First of all, Sotomayor did not speak of "physiological" differences, she was talking about life experience, and the idea that someone with the experience of being discriminated against might offer insight that those who haven't had that experience wouldn't have…. Does anyone seriously believe Dred Scott or Plessy v. Ferguson would have been upheld by any court that had the remotest idea of what it was like to be black or a slave? Or similarly that the court would have held in Minor v. Happersett that being a citizen didn't mean you had a right to vote if you were a woman? Do we really believe that judges in these cases were "simply upholding the law" in the absence of the cultural and social prejudices of their times?…
Senator Orrin Hatch suggested in 2005 (via Nexis) that Democrats could lose the Italian American vote by opposing him:
I think Democrats have to be very careful here because many Democrats think they own the Italian-American vote all up and down the East Coast. Well, they don't, but they think they do. But if they become offensive against somebody with the qualifications of Sam Alito, Judge Alito, then I think it's going to be held against them….
Taylor, who believes the greatest injustice in Western history was Sotomayor's failure to ignore established precedent in the Ricci case and act as an empathetic, activist judge on behalf of a plaintiff he finds sympathetic, has been a fervent supporter of racial profiling…. I'd be interested to understand how Taylor explain how the law should be color-blind in situations when he feels whites might be disadvantaged, but not when it comes to assuming people are criminals or terrorists based on the color of their skin. That sounds pretty "racialist" to me….

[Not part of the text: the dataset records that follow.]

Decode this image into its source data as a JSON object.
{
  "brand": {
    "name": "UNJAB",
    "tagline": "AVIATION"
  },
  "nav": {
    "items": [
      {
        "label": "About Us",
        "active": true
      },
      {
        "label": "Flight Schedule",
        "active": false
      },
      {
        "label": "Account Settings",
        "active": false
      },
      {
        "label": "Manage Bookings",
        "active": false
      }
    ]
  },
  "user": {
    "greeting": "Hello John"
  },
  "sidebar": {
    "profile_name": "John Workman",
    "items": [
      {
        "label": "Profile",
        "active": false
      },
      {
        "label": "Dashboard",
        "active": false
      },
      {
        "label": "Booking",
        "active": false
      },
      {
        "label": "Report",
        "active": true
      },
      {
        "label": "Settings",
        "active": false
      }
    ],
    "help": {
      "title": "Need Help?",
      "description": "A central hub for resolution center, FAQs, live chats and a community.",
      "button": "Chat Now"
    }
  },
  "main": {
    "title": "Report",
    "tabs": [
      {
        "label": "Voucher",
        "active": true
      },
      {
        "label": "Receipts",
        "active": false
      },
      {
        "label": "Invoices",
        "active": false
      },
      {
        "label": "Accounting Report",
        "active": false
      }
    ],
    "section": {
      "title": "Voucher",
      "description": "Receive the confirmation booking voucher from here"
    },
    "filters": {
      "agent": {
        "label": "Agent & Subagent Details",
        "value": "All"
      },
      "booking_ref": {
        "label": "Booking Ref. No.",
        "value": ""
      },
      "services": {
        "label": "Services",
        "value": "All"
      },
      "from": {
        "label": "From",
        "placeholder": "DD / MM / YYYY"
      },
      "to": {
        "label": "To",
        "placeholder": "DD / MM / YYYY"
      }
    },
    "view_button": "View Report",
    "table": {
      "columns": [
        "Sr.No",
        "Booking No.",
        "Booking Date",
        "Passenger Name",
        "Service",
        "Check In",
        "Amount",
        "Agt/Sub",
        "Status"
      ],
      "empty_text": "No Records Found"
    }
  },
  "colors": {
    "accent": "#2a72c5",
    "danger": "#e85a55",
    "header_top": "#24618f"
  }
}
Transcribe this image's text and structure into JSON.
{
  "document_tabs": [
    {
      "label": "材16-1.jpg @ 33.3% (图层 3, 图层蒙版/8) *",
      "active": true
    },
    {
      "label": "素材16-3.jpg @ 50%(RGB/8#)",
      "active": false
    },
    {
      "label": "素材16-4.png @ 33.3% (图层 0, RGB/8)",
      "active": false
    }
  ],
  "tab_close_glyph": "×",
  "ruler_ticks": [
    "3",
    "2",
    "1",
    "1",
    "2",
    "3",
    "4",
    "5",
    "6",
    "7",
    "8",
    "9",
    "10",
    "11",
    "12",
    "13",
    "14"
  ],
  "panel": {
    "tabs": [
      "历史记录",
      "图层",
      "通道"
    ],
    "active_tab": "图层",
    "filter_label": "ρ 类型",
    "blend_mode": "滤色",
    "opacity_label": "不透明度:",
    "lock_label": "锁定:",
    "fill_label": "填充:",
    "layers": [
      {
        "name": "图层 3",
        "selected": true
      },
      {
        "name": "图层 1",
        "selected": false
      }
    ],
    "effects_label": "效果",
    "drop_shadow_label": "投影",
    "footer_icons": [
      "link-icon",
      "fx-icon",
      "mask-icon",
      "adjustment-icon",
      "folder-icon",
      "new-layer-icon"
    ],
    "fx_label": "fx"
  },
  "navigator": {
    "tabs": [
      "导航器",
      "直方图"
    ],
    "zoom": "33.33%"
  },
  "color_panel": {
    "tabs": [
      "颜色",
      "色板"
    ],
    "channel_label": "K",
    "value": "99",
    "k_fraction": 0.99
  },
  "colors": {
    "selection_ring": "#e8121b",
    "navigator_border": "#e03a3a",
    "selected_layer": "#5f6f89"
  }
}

UPDATE II: On second thought, this is a much stronger quote:
I am reminded each day that I render decisions that affect people concretely and that I owe them constant and complete vigilance in checking my assumptions, presumptions and perspectives and ensuring that to the extent that my limited abilities and capabilities permit me, that I reevaluate them and change as circumstances and cases before me requires. I can and do aspire to be greater than the sum total of my experiences but I accept my limitations.
Obviously, she thinks she's better than everyone else.